When .brew() is called on a recipe, alkymi will compute the status of nodes in the graph, and then continue on to actually evaluating the recipes that are dirty. When starting this procedure, alkymi will traverse the graph back to the first recipe(s) that have the Ok status, grab the corresponding outputs, and then proceed back up the graph toward the target recipe. As described in the Caching section, alkymi will only load cached outputs when they are actually needed for calling a bound function. For each node that is visited as part of the evaluation, alkymi will call the bound function and cache the outputs if enabled, before proceeding to the next node. When the target recipe has been evaluated, the outputs are returned from the .brew() call to the caller.

Note that when a sequence of similar values (e.g. a list of strings) needs to have a function applied to each of them (similar to Python’s built-in map function), alkymi can perform partial evaluation and caching of the results (see Sequences)

Parallel Execution

When calling .brew(), the jobs argument can be used to specify a number of threads to parallelize the evaluation across (the default is 1 - i.e. single threaded execution). When using multiple threads, alkymi will automatically run bound functions as soon as their inputs become available.

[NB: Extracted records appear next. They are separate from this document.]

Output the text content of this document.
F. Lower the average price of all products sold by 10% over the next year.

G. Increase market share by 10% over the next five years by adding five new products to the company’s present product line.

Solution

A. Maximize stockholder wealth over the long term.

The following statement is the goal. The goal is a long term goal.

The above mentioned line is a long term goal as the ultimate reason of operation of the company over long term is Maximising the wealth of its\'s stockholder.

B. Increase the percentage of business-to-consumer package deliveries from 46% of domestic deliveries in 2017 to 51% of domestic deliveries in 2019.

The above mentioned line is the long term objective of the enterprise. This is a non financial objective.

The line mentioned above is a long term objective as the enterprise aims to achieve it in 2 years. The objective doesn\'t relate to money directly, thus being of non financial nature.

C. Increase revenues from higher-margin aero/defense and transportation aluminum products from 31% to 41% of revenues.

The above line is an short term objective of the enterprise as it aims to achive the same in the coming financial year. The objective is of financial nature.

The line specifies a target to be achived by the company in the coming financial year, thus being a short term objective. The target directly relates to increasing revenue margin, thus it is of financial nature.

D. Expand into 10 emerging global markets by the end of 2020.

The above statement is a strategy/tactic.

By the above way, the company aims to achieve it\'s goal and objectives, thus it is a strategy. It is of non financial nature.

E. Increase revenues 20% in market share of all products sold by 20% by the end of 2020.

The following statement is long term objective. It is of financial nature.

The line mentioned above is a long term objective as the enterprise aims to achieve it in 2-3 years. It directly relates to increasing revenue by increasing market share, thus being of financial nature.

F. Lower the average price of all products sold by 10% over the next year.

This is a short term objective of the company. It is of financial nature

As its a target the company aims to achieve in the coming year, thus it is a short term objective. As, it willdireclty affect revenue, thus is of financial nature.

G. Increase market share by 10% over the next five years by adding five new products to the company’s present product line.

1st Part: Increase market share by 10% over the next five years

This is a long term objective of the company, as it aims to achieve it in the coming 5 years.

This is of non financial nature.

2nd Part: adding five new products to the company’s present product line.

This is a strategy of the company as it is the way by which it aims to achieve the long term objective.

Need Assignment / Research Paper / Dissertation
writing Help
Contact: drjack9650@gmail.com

Custom Cleanliness Functions

Normally, alkymi operates under the assumption that bound functions are “pure”, in that they take some inputs, and produce some outputs without affecting state outside of the function 1. However, in some cases it might be beneficial to allow an additional “custom” check to see if a recipe should be re-evaluated, e.g.:

  • Finding all files in a directory - impure because the filesystem can be changed

  • Downloading a file from the internet - the file contents may have changed since the initial download

To facilitate “impure” use cases such as those above, alkymi supports using a custom cleanliness function when wrapping a bound function in a recipe 2, e.g.:

def impure_func() -> List[Path]:
    # Find all files in 'my_directory'
    return list(Path("my_directory").rglob())

def check_clean(last_output: List[Path]) -> bool:
    # Rerun glob and see if list of files has changed
    return _glob_recipe() == last_output

return Recipe([], impure_func, "read_my_directory", transient=False, cache=CacheType.Auto,
        cleanliness_func=check_clean)
1

Note that variables referenced in a bound function will influence the checksum of the bound function, potentially resulting in the associated recipe being marked “dirty” due to the checksum of the function changing.

2

Note that the recipe decorator currently doesn’t expose the cleanliness_func argument.